THUNDER BAY — This holiday season, city police are getting up early to catch motorists who are driving under the influence.
"We're seeing them on weekday mornings, weekday afternoons. Someone's driving to work and still over the legal limit from the night before; we're not surprised at anything anymore."
Constable Tom Armstrong told Newswatch Thunder Bay Police Service isn't just targeting Friday and Saturday night revellers.
TBPS has started positioning officers around the city for the seasonal RIDE program, which aims to get intoxicated drivers off the roads.
Officers will be doing enforcement throughout the month and over the holidays in an effort to continue getting the message out to the public not to drink and drive or do drugs and get behind the wheel.

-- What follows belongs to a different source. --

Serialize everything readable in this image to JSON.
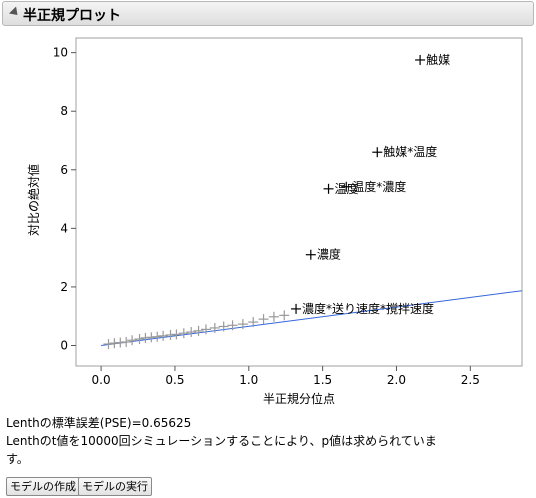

"We're expanding our drug recognition expert program, and we're just becoming far more adept at identifying those drug-impaired drivers," said Armstrong.
"If you're on prescription medication or you use any sort of illicit drugs. . . be very conscious of driving, and it's something we're seeing more and more of, and we're continuing to crack down on that."
Armstrong noted that year to date, city police had made 164 impaired arrests, and 83 of those were drug-impaired charges.
Compared to last year, TBPS charged 217 people.
While the numbers are significantly lower at this time, Armstrong has previously said that many of these arrests are from calls for service and not through reduction measures like the RIDE program or other targeted enforcement initiatives.
Over the weekend, officers conducted two RIDE programs and, on both nights, made arrests.
Police conducted the first seasonal RIDE campaign over the weekend with unsettling success.
On Friday night, within the first hour, a female in their 30s was arrested for intoxicated driving.
Then, on Saturday night, officers arrested another woman for driving while intoxicated and a male for intoxicated by drugs and driving. Both suspects were in their 30s.
Both of those arrests happened within the first 40 minutes of the RIDE program on Saturday evening.
Armstrong called the program those nights a success for being able to get those individuals off the streets.
However, he also noted that finding them so early on in the evening was alarming.
"There are severe legal consequences," he said.
"We hope people finally wake up and understand that."